# tetratec external canister leak



## dizzee (Jan 11, 2009)

i have a leaking 1200.

seems to be leaking from the front clips. do u think its just a faulty o-ring. Been running for a year fine tho, been leaking for about 2 months now. had to put it in a bucket and top up my water every 3 days.must loose around 6 litres 

any one know of decent places for fluval spares in the uk (kent)


----------



## daryn (Jul 25, 2008)

Try smothering the O-Ring with Vasaline till you can buy a replacement then when you get a new one do it to this too and it should prolong the life, hope this helps mate.


----------



## Anafranil (Mar 15, 2005)

vaseline to the o-ring most times solves this problem,they come lubricated when new but this fades away after opening it a few times


----------



## dizzee (Jan 11, 2009)

thanks fella. will try.


----------



## trackhazard (Sep 20, 2006)

Tetratec is the international version of the Marineland C-series canister filter (or vice versa depending on how you look at it).
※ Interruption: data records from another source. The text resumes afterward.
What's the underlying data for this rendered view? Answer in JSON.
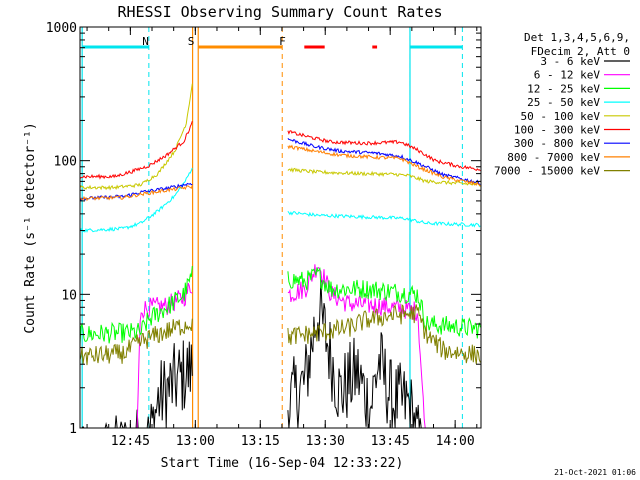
{
  "chart_data": {
    "type": "line",
    "title": "RHESSI Observing Summary Count Rates",
    "xlabel": "Start Time (16-Sep-04 12:33:22)",
    "ylabel": "Count Rate (s⁻¹ detector⁻¹)",
    "yscale": "log",
    "ylim": [
      1,
      1000
    ],
    "xlim_minutes_after_start": [
      0,
      92.6
    ],
    "x_ticks": [
      {
        "label": "12:45",
        "minute": 11.63
      },
      {
        "label": "13:00",
        "minute": 26.63
      },
      {
        "label": "13:15",
        "minute": 41.63
      },
      {
        "label": "13:30",
        "minute": 56.63
      },
      {
        "label": "13:45",
        "minute": 71.63
      },
      {
        "label": "14:00",
        "minute": 86.63
      }
    ],
    "y_ticks": [
      {
        "label": "1",
        "value": 1
      },
      {
        "label": "10",
        "value": 10
      },
      {
        "label": "100",
        "value": 100
      },
      {
        "label": "1000",
        "value": 1000
      }
    ],
    "legend": {
      "placement": "right",
      "header_lines": [
        "Det 1,3,4,5,6,9,",
        "FDecim 2, Att 0"
      ]
    },
    "annotations": [
      {
        "text": "N",
        "minute": 16.0,
        "color": "#00e5ee"
      },
      {
        "text": "S",
        "minute": 26.5,
        "color": "#ff8c00"
      },
      {
        "text": "F",
        "minute": 47.6,
        "color": "#ff0000"
      }
    ],
    "flags": [
      {
        "name": "night",
        "color": "#00e5ee",
        "dashed": [
          15.9,
          76.2,
          88.3
        ],
        "solid": [
          0.5,
          76.2
        ],
        "bars": [
          [
            0.5,
            15.9
          ],
          [
            76.2,
            88.3
          ]
        ]
      },
      {
        "name": "saa",
        "color": "#ff8c00",
        "dashed": [
          46.7
        ],
        "solid": [
          26.0,
          27.3
        ],
        "bars": [
          [
            27.3,
            46.7
          ]
        ]
      },
      {
        "name": "flare",
        "color": "#ff0000",
        "bars": [
          [
            51.8,
            56.5
          ],
          [
            67.5,
            68.6
          ]
        ]
      }
    ],
    "gaps": [
      [
        27.3,
        47.5
      ]
    ],
    "series": [
      {
        "name": "3 - 6 keV",
        "color": "#000000",
        "pre": [
          [
            0,
            0.5
          ],
          [
            16,
            0.8
          ],
          [
            18,
            1.6
          ],
          [
            22,
            2.2
          ],
          [
            26,
            2.8
          ]
        ],
        "post": [
          [
            48,
            1.5
          ],
          [
            52,
            2.2
          ],
          [
            55,
            8.0
          ],
          [
            57,
            4.5
          ],
          [
            60,
            1.8
          ],
          [
            64,
            2.6
          ],
          [
            67,
            1.4
          ],
          [
            69,
            3.2
          ],
          [
            72,
            1.6
          ],
          [
            76,
            1.5
          ],
          [
            79,
            0.6
          ]
        ]
      },
      {
        "name": "6 - 12 keV",
        "color": "#ff00ff",
        "pre": [
          [
            0,
            0.5
          ],
          [
            13,
            0.6
          ],
          [
            14,
            7.8
          ],
          [
            20,
            8.2
          ],
          [
            24,
            9.5
          ],
          [
            26,
            12.0
          ]
        ],
        "post": [
          [
            48,
            10.0
          ],
          [
            52,
            11.0
          ],
          [
            55,
            17.0
          ],
          [
            58,
            10.0
          ],
          [
            62,
            8.5
          ],
          [
            70,
            8.2
          ],
          [
            78,
            7.5
          ],
          [
            80,
            0.6
          ],
          [
            92.6,
            0.6
          ]
        ]
      },
      {
        "name": "12 - 25 keV",
        "color": "#00ff00",
        "pre": [
          [
            0,
            5.0
          ],
          [
            14,
            5.2
          ],
          [
            16,
            6.5
          ],
          [
            20,
            8.0
          ],
          [
            24,
            10.0
          ],
          [
            26,
            14.0
          ]
        ],
        "post": [
          [
            48,
            13.0
          ],
          [
            52,
            12.5
          ],
          [
            55,
            14.0
          ],
          [
            58,
            11.0
          ],
          [
            66,
            11.0
          ],
          [
            72,
            10.5
          ],
          [
            78,
            10.0
          ],
          [
            80,
            6.0
          ],
          [
            92.6,
            5.5
          ]
        ]
      },
      {
        "name": "25 - 50 keV",
        "color": "#00ffff",
        "pre": [
          [
            0,
            30
          ],
          [
            10,
            31
          ],
          [
            14,
            34
          ],
          [
            18,
            42
          ],
          [
            22,
            55
          ],
          [
            24.5,
            72
          ],
          [
            26,
            90
          ]
        ],
        "post": [
          [
            48,
            41
          ],
          [
            55,
            39
          ],
          [
            65,
            38
          ],
          [
            75,
            37
          ],
          [
            80,
            34
          ],
          [
            92.6,
            33
          ]
        ]
      },
      {
        "name": "50 - 100 keV",
        "color": "#c8c800",
        "pre": [
          [
            0,
            63
          ],
          [
            8,
            63
          ],
          [
            14,
            66
          ],
          [
            18,
            80
          ],
          [
            22,
            120
          ],
          [
            24.5,
            190
          ],
          [
            26,
            390
          ]
        ],
        "post": [
          [
            48,
            86
          ],
          [
            55,
            82
          ],
          [
            65,
            80
          ],
          [
            73,
            79
          ],
          [
            76,
            77
          ],
          [
            80,
            70
          ],
          [
            92.6,
            66
          ]
        ]
      },
      {
        "name": "100 - 300 keV",
        "color": "#ff0000",
        "pre": [
          [
            0,
            76
          ],
          [
            8,
            76
          ],
          [
            12,
            83
          ],
          [
            16,
            92
          ],
          [
            20,
            110
          ],
          [
            24,
            140
          ],
          [
            26,
            195
          ]
        ],
        "post": [
          [
            48,
            165
          ],
          [
            53,
            150
          ],
          [
            58,
            138
          ],
          [
            66,
            135
          ],
          [
            74,
            138
          ],
          [
            78,
            120
          ],
          [
            82,
            100
          ],
          [
            88,
            90
          ],
          [
            92.6,
            86
          ]
        ]
      },
      {
        "name": "300 - 800 keV",
        "color": "#0000ff",
        "pre": [
          [
            0,
            52
          ],
          [
            10,
            54
          ],
          [
            14,
            58
          ],
          [
            20,
            62
          ],
          [
            26,
            68
          ]
        ],
        "post": [
          [
            48,
            145
          ],
          [
            54,
            128
          ],
          [
            60,
            118
          ],
          [
            68,
            114
          ],
          [
            74,
            108
          ],
          [
            78,
            96
          ],
          [
            84,
            78
          ],
          [
            92.6,
            68
          ]
        ]
      },
      {
        "name": "800 - 7000 keV",
        "color": "#ff8000",
        "pre": [
          [
            0,
            52
          ],
          [
            10,
            53
          ],
          [
            14,
            56
          ],
          [
            20,
            60
          ],
          [
            26,
            64
          ]
        ],
        "post": [
          [
            48,
            128
          ],
          [
            54,
            118
          ],
          [
            60,
            110
          ],
          [
            68,
            106
          ],
          [
            74,
            104
          ],
          [
            78,
            90
          ],
          [
            84,
            75
          ],
          [
            92.6,
            66
          ]
        ]
      },
      {
        "name": "7000 - 15000 keV",
        "color": "#808000",
        "pre": [
          [
            0,
            3.4
          ],
          [
            10,
            3.6
          ],
          [
            14,
            4.4
          ],
          [
            18,
            5.0
          ],
          [
            22,
            5.6
          ],
          [
            26,
            6.2
          ]
        ],
        "post": [
          [
            48,
            4.8
          ],
          [
            56,
            5.2
          ],
          [
            62,
            5.6
          ],
          [
            66,
            6.4
          ],
          [
            72,
            7.0
          ],
          [
            78,
            7.2
          ],
          [
            80,
            5.0
          ],
          [
            84,
            3.8
          ],
          [
            92.6,
            3.5
          ]
        ]
      }
    ]
  },
  "footer": {
    "timestamp": "21-Oct-2021 01:06"
  }
}
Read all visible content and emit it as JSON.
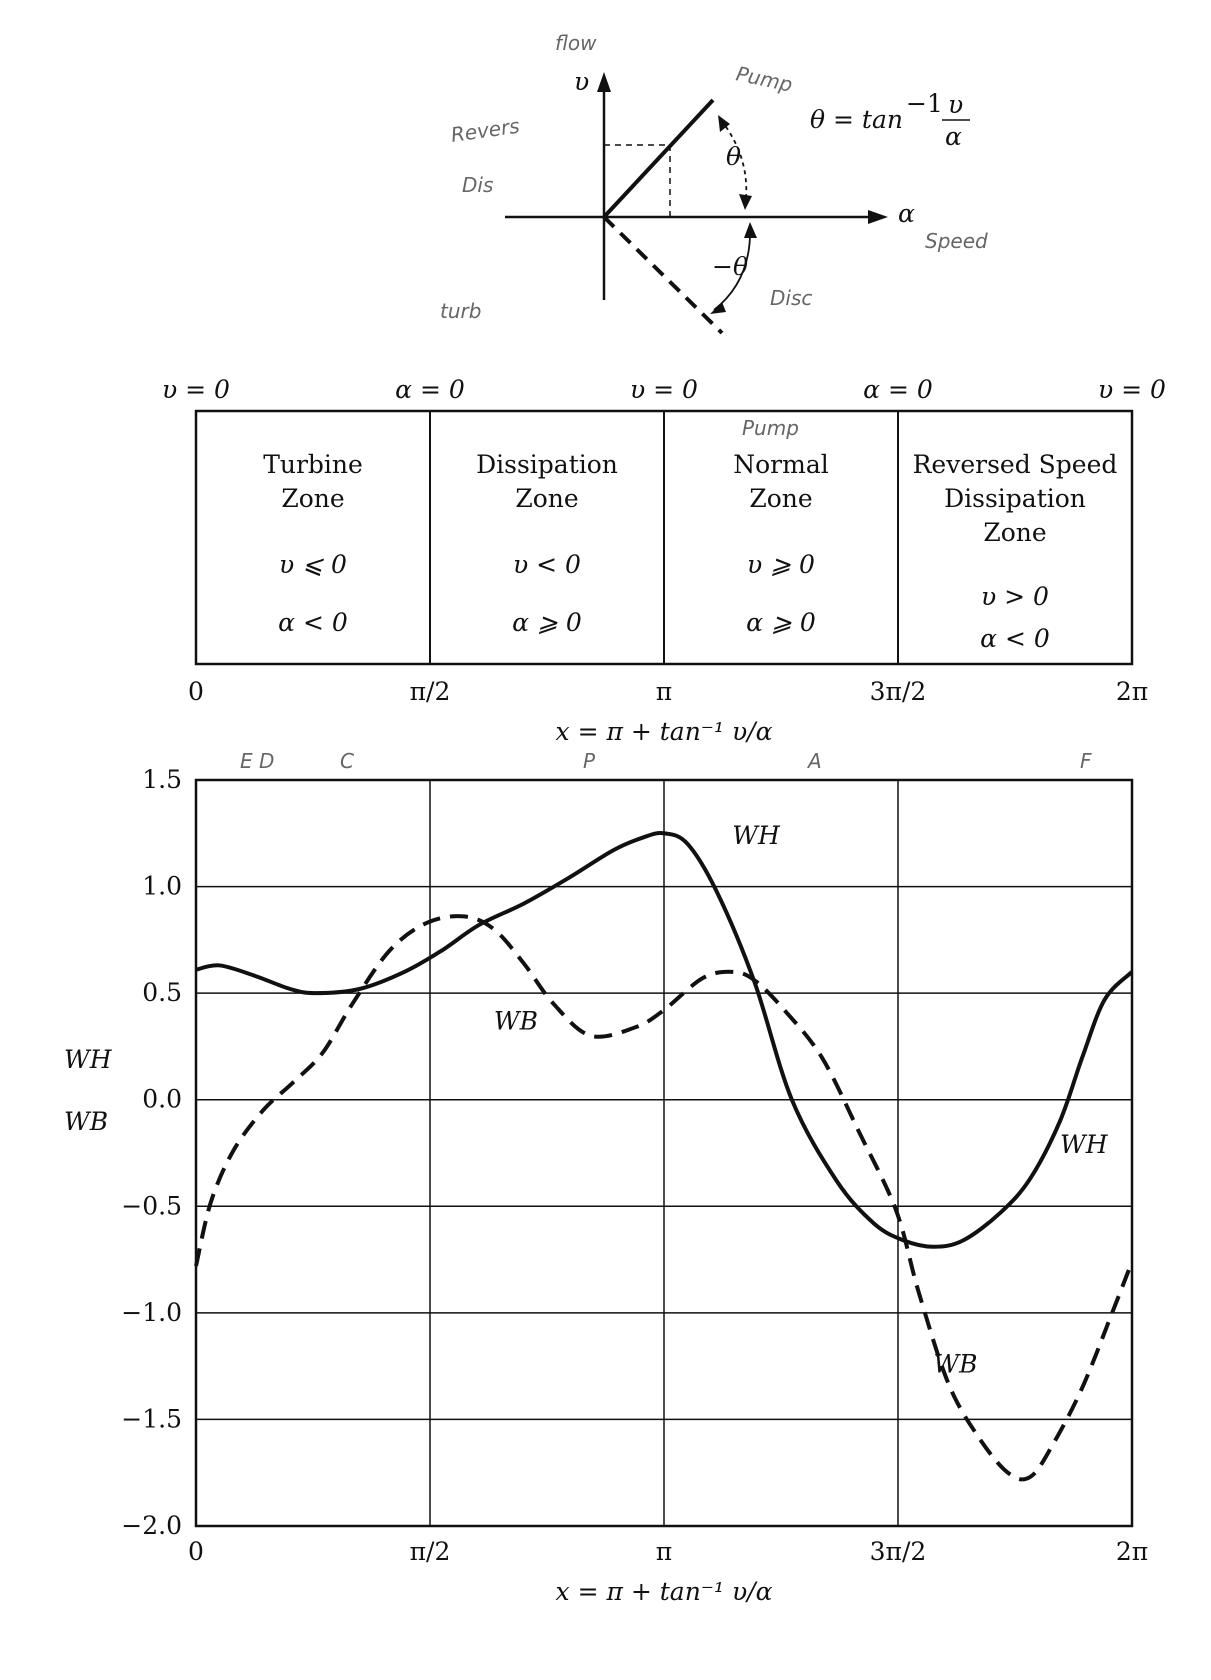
{
  "vector_diagram": {
    "flow_label": "flow",
    "v_axis": "υ",
    "alpha_axis": "α",
    "speed_label": "Speed",
    "theta": "θ",
    "neg_theta": "−θ",
    "formula_lhs": "θ = tan",
    "formula_exp": "−1",
    "formula_num": "υ",
    "formula_den": "α",
    "pump_label": "Pump",
    "reverse_dis_label1": "Revers",
    "reverse_dis_label2": "Dis",
    "turb_label": "turb",
    "disc_label": "Disc"
  },
  "zones": {
    "top_boundaries": [
      "υ = 0",
      "α = 0",
      "υ = 0",
      "α = 0",
      "υ = 0"
    ],
    "bottom_ticks": [
      "0",
      "π/2",
      "π",
      "3π/2",
      "2π"
    ],
    "axis_formula": "x = π + tan⁻¹ υ/α",
    "hand_letters": [
      "E D",
      "C",
      "P",
      "A",
      "F"
    ],
    "pump_note": "Pump",
    "cells": [
      {
        "lines": [
          "Turbine",
          "Zone"
        ],
        "cond1": "υ ⩽ 0",
        "cond2": "α < 0"
      },
      {
        "lines": [
          "Dissipation",
          "Zone"
        ],
        "cond1": "υ < 0",
        "cond2": "α ⩾ 0"
      },
      {
        "lines": [
          "Normal",
          "Zone"
        ],
        "cond1": "υ ⩾ 0",
        "cond2": "α ⩾ 0"
      },
      {
        "lines": [
          "Reversed Speed",
          "Dissipation",
          "Zone"
        ],
        "cond1": "υ > 0",
        "cond2": "α < 0"
      }
    ]
  },
  "chart_data": {
    "type": "line",
    "xlabel": "x = π + tan⁻¹ υ/α",
    "ylabel_lines": [
      "WH",
      "WB"
    ],
    "xlim": [
      0,
      6.2832
    ],
    "ylim": [
      -2.0,
      1.5
    ],
    "x_tick_values": [
      0,
      1.5708,
      3.1416,
      4.7124,
      6.2832
    ],
    "x_tick_labels": [
      "0",
      "π/2",
      "π",
      "3π/2",
      "2π"
    ],
    "y_tick_values": [
      1.5,
      1.0,
      0.5,
      0.0,
      -0.5,
      -1.0,
      -1.5,
      -2.0
    ],
    "y_tick_labels": [
      "1.5",
      "1.0",
      "0.5",
      "0.0",
      "−0.5",
      "−1.0",
      "−1.5",
      "−2.0"
    ],
    "grid": true,
    "series": [
      {
        "name": "WH",
        "style": "solid",
        "x": [
          0,
          0.16,
          0.4,
          0.63,
          0.8,
          1.1,
          1.4,
          1.65,
          1.9,
          2.2,
          2.5,
          2.8,
          3.0,
          3.14,
          3.3,
          3.5,
          3.75,
          4.0,
          4.3,
          4.55,
          4.75,
          4.95,
          5.15,
          5.4,
          5.6,
          5.8,
          5.95,
          6.1,
          6.2832
        ],
        "y": [
          0.61,
          0.63,
          0.58,
          0.52,
          0.5,
          0.52,
          0.6,
          0.7,
          0.82,
          0.92,
          1.04,
          1.17,
          1.23,
          1.25,
          1.2,
          0.97,
          0.55,
          0.0,
          -0.38,
          -0.58,
          -0.66,
          -0.69,
          -0.66,
          -0.53,
          -0.37,
          -0.1,
          0.2,
          0.47,
          0.6
        ]
      },
      {
        "name": "WB",
        "style": "dashed",
        "x": [
          0,
          0.1,
          0.25,
          0.45,
          0.65,
          0.85,
          1.05,
          1.3,
          1.55,
          1.8,
          2.0,
          2.2,
          2.4,
          2.65,
          2.95,
          3.14,
          3.4,
          3.6,
          3.75,
          3.95,
          4.2,
          4.45,
          4.7,
          4.85,
          5.05,
          5.25,
          5.45,
          5.6,
          5.75,
          5.95,
          6.15,
          6.2832
        ],
        "y": [
          -0.78,
          -0.48,
          -0.24,
          -0.05,
          0.08,
          0.22,
          0.45,
          0.7,
          0.83,
          0.86,
          0.8,
          0.64,
          0.45,
          0.3,
          0.34,
          0.42,
          0.57,
          0.6,
          0.56,
          0.42,
          0.2,
          -0.15,
          -0.52,
          -0.9,
          -1.33,
          -1.58,
          -1.75,
          -1.77,
          -1.62,
          -1.35,
          -1.0,
          -0.76
        ]
      }
    ],
    "annotations": [
      {
        "text": "WH",
        "x": 3.6,
        "y": 1.2
      },
      {
        "text": "WB",
        "x": 2.0,
        "y": 0.33
      },
      {
        "text": "WH",
        "x": 5.8,
        "y": -0.25
      },
      {
        "text": "WB",
        "x": 4.95,
        "y": -1.28
      }
    ]
  }
}
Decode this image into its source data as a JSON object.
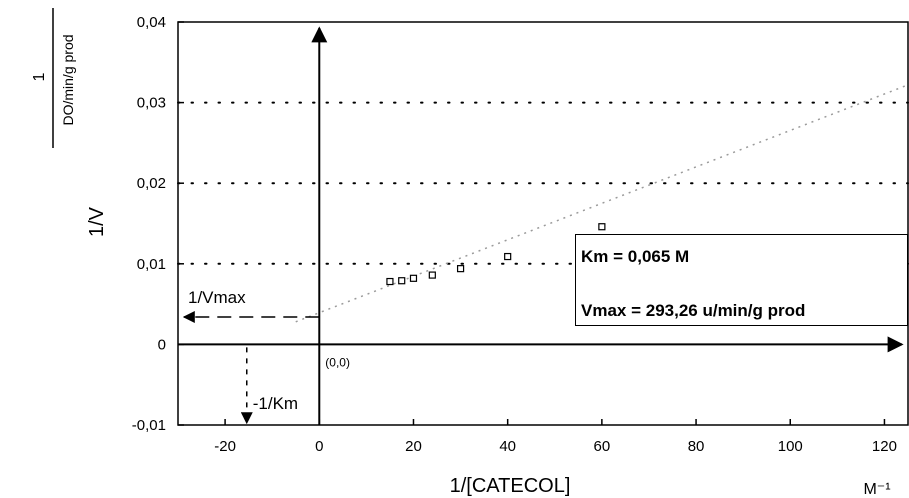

Check out the following link about people who have had Marineland canisters leak and Marineland sending them replacements.

http://cichlidforum.com/phpBB/viewtopic.php?t=186217&sid=2cf7859a0162b529b79ff9e2dd1591af

I've had my 2 C series canister filters for a year now and have not had any problems so far. it seems as if the weak link is the valve block. You may be able to call the distributor and get them to rectify your leak.

Charlie


----------